The 1974 Western film
 Zandy's Bride is an interesting--and accurate--portrayal of how cowboy apparel was often designed according to the animals available on the ranch. Gene Hackman, the star of Zandy's Bride, lives on a ranch in Big Sur, California. He wears a thick wool coat in the opening scene, which is soon replaced by a heavy bear skin coat in the winter months.

Slickers, or oilskin raincoats were a necessity on the range and cowboys kept these rolled up and tied to the saddle or in the chuck wagon if they were on a cattle drive.

Perhaps one of the more well-known items of cowboy attire--besides boots and hats, or course--would be chaps. Chaps were invented by Mexican vaqueros, the original cowboys, and originally called chaparreras. They were used to protect the pants and legs from thorns and cactus spines.

An early style of chaps, called "Shotguns" were more like pants made of leather that the cowboy would step into, and these leather pants were replaced by the more popular batwing versions seen most often in Western movies--chaps that wrapped around the leg and fastened in back.

Batwing chaps, like coats, varied with the region. In the Southwest, cowboys wore chaps made of smooth leather. In the North, cowboys wore chaps made of wool, or fur, depending on the animals raised on the ranch.

The design of cowboy boots is strictly utilitarian, as well--pointed toes to slip easily into a stirrup; high heels to keep the heel in the stirrup; knee high to protect the legs from thorns and keep the dirt out of the boot; and tabs, or "mule ears" to tug the boot onto the foot.
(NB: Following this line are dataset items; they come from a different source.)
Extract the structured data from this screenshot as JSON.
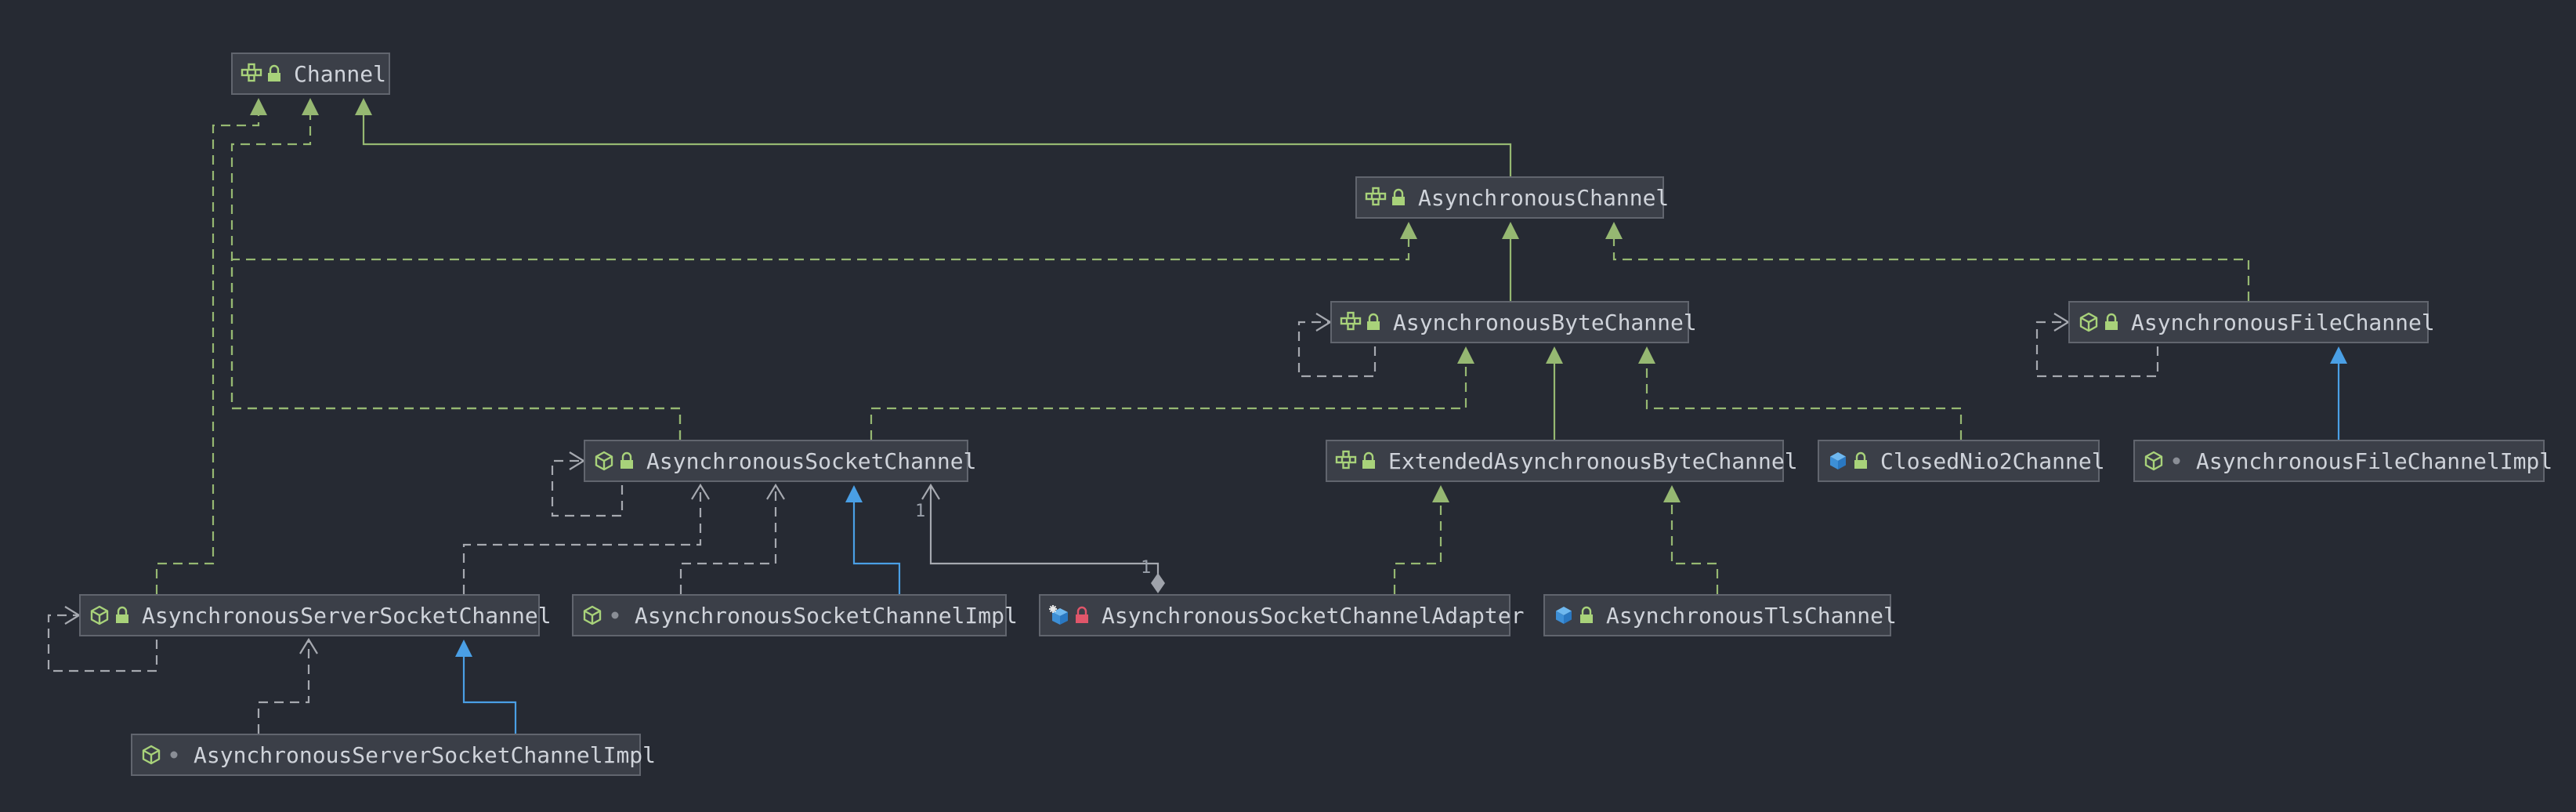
{
  "nodes": [
    {
      "id": "channel",
      "label": "Channel",
      "kind": "interface",
      "access": "lock"
    },
    {
      "id": "async_channel",
      "label": "AsynchronousChannel",
      "kind": "interface",
      "access": "lock"
    },
    {
      "id": "async_byte_channel",
      "label": "AsynchronousByteChannel",
      "kind": "interface",
      "access": "lock"
    },
    {
      "id": "async_file_channel",
      "label": "AsynchronousFileChannel",
      "kind": "abstract-class",
      "access": "lock"
    },
    {
      "id": "async_socket_channel",
      "label": "AsynchronousSocketChannel",
      "kind": "abstract-class",
      "access": "lock"
    },
    {
      "id": "ext_async_byte_channel",
      "label": "ExtendedAsynchronousByteChannel",
      "kind": "interface",
      "access": "lock"
    },
    {
      "id": "closed_nio2_channel",
      "label": "ClosedNio2Channel",
      "kind": "class",
      "access": "lock"
    },
    {
      "id": "async_file_channel_impl",
      "label": "AsynchronousFileChannelImpl",
      "kind": "abstract-class",
      "access": "package"
    },
    {
      "id": "async_server_socket_channel",
      "label": "AsynchronousServerSocketChannel",
      "kind": "abstract-class",
      "access": "lock"
    },
    {
      "id": "async_socket_channel_impl",
      "label": "AsynchronousSocketChannelImpl",
      "kind": "abstract-class",
      "access": "package"
    },
    {
      "id": "async_socket_channel_adapter",
      "label": "AsynchronousSocketChannelAdapter",
      "kind": "class-static",
      "access": "private"
    },
    {
      "id": "async_tls_channel",
      "label": "AsynchronousTlsChannel",
      "kind": "class",
      "access": "lock"
    },
    {
      "id": "async_server_socket_channel_impl",
      "label": "AsynchronousServerSocketChannelImpl",
      "kind": "abstract-class",
      "access": "package"
    }
  ],
  "edges": [
    {
      "from": "async_channel",
      "to": "channel",
      "type": "extends-interface"
    },
    {
      "from": "async_byte_channel",
      "to": "async_channel",
      "type": "extends-interface"
    },
    {
      "from": "async_file_channel",
      "to": "async_channel",
      "type": "implements"
    },
    {
      "from": "async_socket_channel",
      "to": "async_channel",
      "type": "implements"
    },
    {
      "from": "async_socket_channel",
      "to": "async_byte_channel",
      "type": "implements"
    },
    {
      "from": "async_socket_channel",
      "to": "channel",
      "type": "implements"
    },
    {
      "from": "ext_async_byte_channel",
      "to": "async_byte_channel",
      "type": "extends-interface"
    },
    {
      "from": "closed_nio2_channel",
      "to": "async_byte_channel",
      "type": "implements"
    },
    {
      "from": "async_file_channel_impl",
      "to": "async_file_channel",
      "type": "extends"
    },
    {
      "from": "async_server_socket_channel",
      "to": "channel",
      "type": "implements"
    },
    {
      "from": "async_server_socket_channel",
      "to": "async_socket_channel",
      "type": "dependency"
    },
    {
      "from": "async_socket_channel_impl",
      "to": "async_socket_channel",
      "type": "extends"
    },
    {
      "from": "async_socket_channel_impl",
      "to": "async_socket_channel",
      "type": "dependency"
    },
    {
      "from": "async_socket_channel_adapter",
      "to": "async_socket_channel",
      "type": "composition",
      "source_multiplicity": "1",
      "target_multiplicity": "1"
    },
    {
      "from": "async_socket_channel_adapter",
      "to": "ext_async_byte_channel",
      "type": "implements"
    },
    {
      "from": "async_tls_channel",
      "to": "ext_async_byte_channel",
      "type": "implements"
    },
    {
      "from": "async_server_socket_channel_impl",
      "to": "async_server_socket_channel",
      "type": "extends"
    },
    {
      "from": "async_server_socket_channel_impl",
      "to": "async_server_socket_channel",
      "type": "dependency"
    },
    {
      "from": "async_byte_channel",
      "to": "async_byte_channel",
      "type": "self-dependency"
    },
    {
      "from": "async_file_channel",
      "to": "async_file_channel",
      "type": "self-dependency"
    },
    {
      "from": "async_socket_channel",
      "to": "async_socket_channel",
      "type": "self-dependency"
    },
    {
      "from": "async_server_socket_channel",
      "to": "async_server_socket_channel",
      "type": "self-dependency"
    }
  ],
  "colors": {
    "background": "#262a33",
    "node_fill": "#3b3f48",
    "node_border": "#61656e",
    "text": "#cfd3da",
    "interface_edge": "#96b872",
    "class_edge": "#4a9fe5",
    "dependency_edge": "#a6a9b0"
  }
}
Fancy spurs attached to the boots were important to keep the horses moving, though cowboys enjoyed a variety of shapes and styles available for show.
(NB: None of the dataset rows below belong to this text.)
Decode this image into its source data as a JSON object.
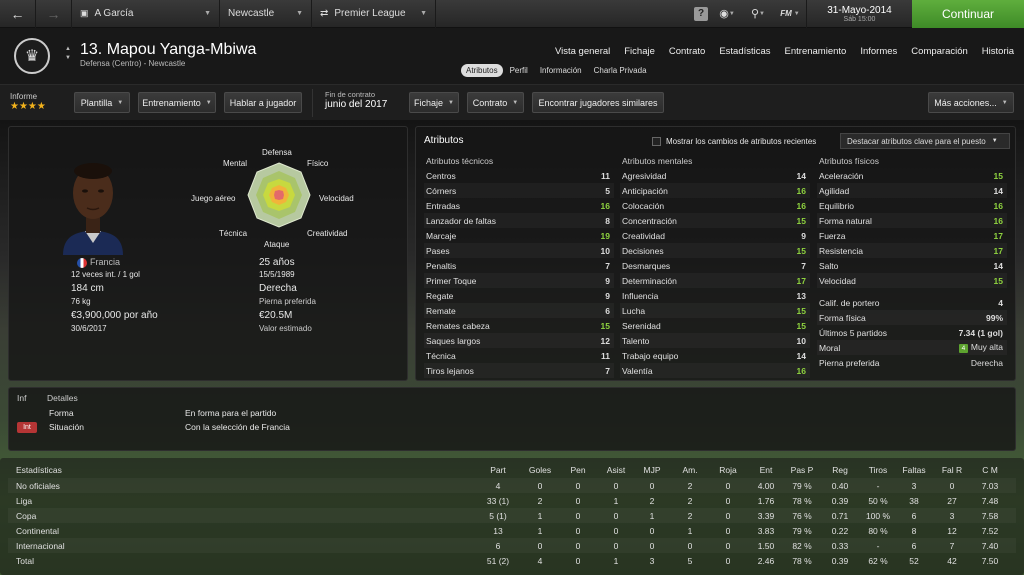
{
  "topbar": {
    "manager": "A García",
    "club": "Newcastle",
    "competition": "Premier League",
    "help": "?",
    "fm_label": "FM",
    "date": "31-Mayo-2014",
    "day_time": "Sáb 15:00",
    "continue_label": "Continuar"
  },
  "player": {
    "number_name": "13. Mapou Yanga-Mbiwa",
    "position_club": "Defensa (Centro) - Newcastle"
  },
  "nav": {
    "tabs": [
      "Vista general",
      "Fichaje",
      "Contrato",
      "Estadísticas",
      "Entrenamiento",
      "Informes",
      "Comparación",
      "Historia"
    ],
    "subtabs": [
      "Atributos",
      "Perfil",
      "Información",
      "Charla Privada"
    ]
  },
  "toolbar": {
    "informe_label": "Informe",
    "stars": "★★★★",
    "plantilla": "Plantilla",
    "entrenamiento": "Entrenamiento",
    "hablar": "Hablar a jugador",
    "contract_label": "Fin de contrato",
    "contract_value": "junio del 2017",
    "fichaje": "Fichaje",
    "contrato": "Contrato",
    "similares": "Encontrar jugadores similares",
    "mas": "Más acciones..."
  },
  "profile": {
    "radar_labels": {
      "defensa": "Defensa",
      "fisico": "Físico",
      "velocidad": "Velocidad",
      "creatividad": "Creatividad",
      "ataque": "Ataque",
      "tecnica": "Técnica",
      "juego_aereo": "Juego aéreo",
      "mental": "Mental"
    },
    "nation": "Francia",
    "caps": "12 veces int. / 1 gol",
    "height": "184 cm",
    "weight": "76 kg",
    "wage": "€3,900,000 por año",
    "contract_end": "30/6/2017",
    "age": "25 años",
    "dob": "15/5/1989",
    "foot": "Derecha",
    "foot_label": "Pierna preferida",
    "value": "€20.5M",
    "value_label": "Valor estimado"
  },
  "attributes": {
    "title": "Atributos",
    "show_changes": "Mostrar los cambios de atributos recientes",
    "highlight": "Destacar atributos clave para el puesto",
    "tech_title": "Atributos técnicos",
    "mental_title": "Atributos mentales",
    "phys_title": "Atributos físicos",
    "tecnicos": [
      {
        "name": "Centros",
        "value": "11"
      },
      {
        "name": "Córners",
        "value": "5"
      },
      {
        "name": "Entradas",
        "value": "16"
      },
      {
        "name": "Lanzador de faltas",
        "value": "8"
      },
      {
        "name": "Marcaje",
        "value": "19"
      },
      {
        "name": "Pases",
        "value": "10"
      },
      {
        "name": "Penaltis",
        "value": "7"
      },
      {
        "name": "Primer Toque",
        "value": "9"
      },
      {
        "name": "Regate",
        "value": "9"
      },
      {
        "name": "Remate",
        "value": "6"
      },
      {
        "name": "Remates cabeza",
        "value": "15"
      },
      {
        "name": "Saques largos",
        "value": "12"
      },
      {
        "name": "Técnica",
        "value": "11"
      },
      {
        "name": "Tiros lejanos",
        "value": "7"
      }
    ],
    "mentales": [
      {
        "name": "Agresividad",
        "value": "14"
      },
      {
        "name": "Anticipación",
        "value": "16"
      },
      {
        "name": "Colocación",
        "value": "16"
      },
      {
        "name": "Concentración",
        "value": "15"
      },
      {
        "name": "Creatividad",
        "value": "9"
      },
      {
        "name": "Decisiones",
        "value": "15"
      },
      {
        "name": "Desmarques",
        "value": "7"
      },
      {
        "name": "Determinación",
        "value": "17"
      },
      {
        "name": "Influencia",
        "value": "13"
      },
      {
        "name": "Lucha",
        "value": "15"
      },
      {
        "name": "Serenidad",
        "value": "15"
      },
      {
        "name": "Talento",
        "value": "10"
      },
      {
        "name": "Trabajo equipo",
        "value": "14"
      },
      {
        "name": "Valentía",
        "value": "16"
      }
    ],
    "fisicos": [
      {
        "name": "Aceleración",
        "value": "15"
      },
      {
        "name": "Agilidad",
        "value": "14"
      },
      {
        "name": "Equilibrio",
        "value": "16"
      },
      {
        "name": "Forma natural",
        "value": "16"
      },
      {
        "name": "Fuerza",
        "value": "17"
      },
      {
        "name": "Resistencia",
        "value": "17"
      },
      {
        "name": "Salto",
        "value": "14"
      },
      {
        "name": "Velocidad",
        "value": "15"
      }
    ],
    "extra": [
      {
        "name": "Calif. de portero",
        "value": "4"
      },
      {
        "name": "Forma física",
        "value": "99%"
      },
      {
        "name": "Últimos 5 partidos",
        "value": "7.34 (1 gol)"
      },
      {
        "name": "Moral",
        "value": "Muy alta",
        "badge": "4"
      },
      {
        "name": "Pierna preferida",
        "value": "Derecha"
      }
    ]
  },
  "details": {
    "inf_label": "Inf",
    "details_label": "Detalles",
    "forma_label": "Forma",
    "forma_value": "En forma para el partido",
    "int_tag": "Int",
    "situacion_label": "Situación",
    "situacion_value": "Con la selección de Francia"
  },
  "stats": {
    "title": "Estadísticas",
    "headers": [
      "Part",
      "Goles",
      "Pen",
      "Asist",
      "MJP",
      "Am.",
      "Roja",
      "Ent",
      "Pas P",
      "Reg",
      "Tiros",
      "Faltas",
      "Fal R",
      "C M"
    ],
    "rows": [
      {
        "label": "No oficiales",
        "cells": [
          "4",
          "0",
          "0",
          "0",
          "0",
          "2",
          "0",
          "4.00",
          "79 %",
          "0.40",
          "-",
          "3",
          "0",
          "7.03"
        ]
      },
      {
        "label": "Liga",
        "cells": [
          "33 (1)",
          "2",
          "0",
          "1",
          "2",
          "2",
          "0",
          "1.76",
          "78 %",
          "0.39",
          "50 %",
          "38",
          "27",
          "7.48"
        ]
      },
      {
        "label": "Copa",
        "cells": [
          "5 (1)",
          "1",
          "0",
          "0",
          "1",
          "2",
          "0",
          "3.39",
          "76 %",
          "0.71",
          "100 %",
          "6",
          "3",
          "7.58"
        ]
      },
      {
        "label": "Continental",
        "cells": [
          "13",
          "1",
          "0",
          "0",
          "0",
          "1",
          "0",
          "3.83",
          "79 %",
          "0.22",
          "80 %",
          "8",
          "12",
          "7.52"
        ]
      },
      {
        "label": "Internacional",
        "cells": [
          "6",
          "0",
          "0",
          "0",
          "0",
          "0",
          "0",
          "1.50",
          "82 %",
          "0.33",
          "-",
          "6",
          "7",
          "7.40"
        ]
      },
      {
        "label": "Total",
        "cells": [
          "51 (2)",
          "4",
          "0",
          "1",
          "3",
          "5",
          "0",
          "2.46",
          "78 %",
          "0.39",
          "62 %",
          "52",
          "42",
          "7.50"
        ]
      }
    ]
  }
}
Although current styles keep the pant leg outside of the boots, cowboys in the 1800s wore their pant legs tucked inside so they wouldn't snag on twigs and thorns. (If you haven't figured this out yet from these detailed descriptions of cowboy attire, cows have a habit of wandering into thorny areas where they are...rescued by cowboys!)

Cowboys spent as much as a month's wages to have their boots custom made. The only cowboys who wore ready made boots were either inexperienced green horns or cowboys saving their money for the real thing!
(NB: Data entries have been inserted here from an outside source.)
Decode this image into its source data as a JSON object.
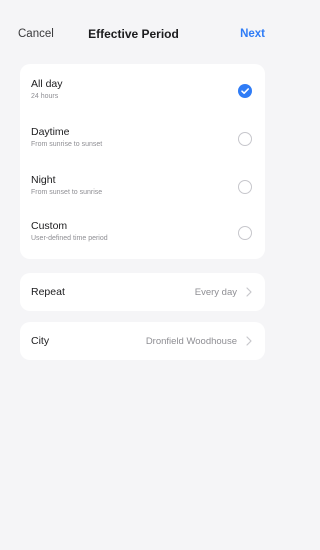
{
  "nav": {
    "cancel": "Cancel",
    "title": "Effective Period",
    "next": "Next"
  },
  "options": [
    {
      "label": "All day",
      "sub": "24 hours",
      "selected": true
    },
    {
      "label": "Daytime",
      "sub": "From sunrise to sunset",
      "selected": false
    },
    {
      "label": "Night",
      "sub": "From sunset to sunrise",
      "selected": false
    },
    {
      "label": "Custom",
      "sub": "User-defined time period",
      "selected": false
    }
  ],
  "repeat": {
    "label": "Repeat",
    "value": "Every day"
  },
  "city": {
    "label": "City",
    "value": "Dronfield Woodhouse"
  },
  "colors": {
    "accent": "#2f7cf6",
    "background": "#f5f5f7",
    "card": "#ffffff",
    "secondary_text": "#8e8e93"
  },
  "icons": {
    "selected": "checkmark-icon",
    "row_arrow": "chevron-right-icon"
  }
}
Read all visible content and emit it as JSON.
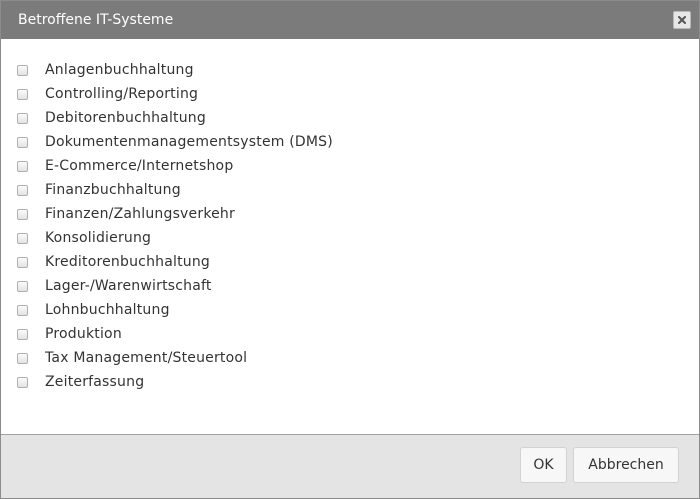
{
  "dialog": {
    "title": "Betroffene IT-Systeme",
    "close_icon": "close-icon"
  },
  "items": [
    {
      "label": "Anlagenbuchhaltung",
      "checked": false
    },
    {
      "label": "Controlling/Reporting",
      "checked": false
    },
    {
      "label": "Debitorenbuchhaltung",
      "checked": false
    },
    {
      "label": "Dokumentenmanagementsystem (DMS)",
      "checked": false
    },
    {
      "label": "E-Commerce/Internetshop",
      "checked": false
    },
    {
      "label": "Finanzbuchhaltung",
      "checked": false
    },
    {
      "label": "Finanzen/Zahlungsverkehr",
      "checked": false
    },
    {
      "label": "Konsolidierung",
      "checked": false
    },
    {
      "label": "Kreditorenbuchhaltung",
      "checked": false
    },
    {
      "label": "Lager-/Warenwirtschaft",
      "checked": false
    },
    {
      "label": "Lohnbuchhaltung",
      "checked": false
    },
    {
      "label": "Produktion",
      "checked": false
    },
    {
      "label": "Tax Management/Steuertool",
      "checked": false
    },
    {
      "label": "Zeiterfassung",
      "checked": false
    }
  ],
  "footer": {
    "ok_label": "OK",
    "cancel_label": "Abbrechen"
  },
  "colors": {
    "titlebar": "#7b7b7b",
    "footer": "#e4e4e4",
    "text": "#333333"
  }
}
Although one might think a bandanna would be used for show, this is far from the truth. Bandannas came in a variety of bright colors to make the cowboy more visible in bad weather. They served--and still serve--many purposes. They block the hot Southwestern sun to prevent sunburn and mop up sweat from the brow. They keep the dust out of the mouth and nose during dust storms and warm the ears in cold weather. They are also used as washcloths, tourniquets, and blindfolds to lead horses out of burning barns.

Finally, the cowboy hat. Cowboy hats shield the top of the head from the heat of the sun, and the eyes from the sun's glare. The keep rain off the face. They can be used to wave to a friend from a distance, and to smack a slow horse on the rump.

Nowadays, cowboys where hats according to what suits their fancy. In the 1800s, style choice depended on region. In the Southwest, cowboy hats had tall crowns and wide brims. In the North, brims were narrow and crowns lower so they would not blow away. It was easy to identify where a cowboy came from by the style of his hat.

Although styles, colors, and patterns used on cowboy attire has changed over the years, the basic items remain the same because each item serves an important purpose in the life and work of a cowboy.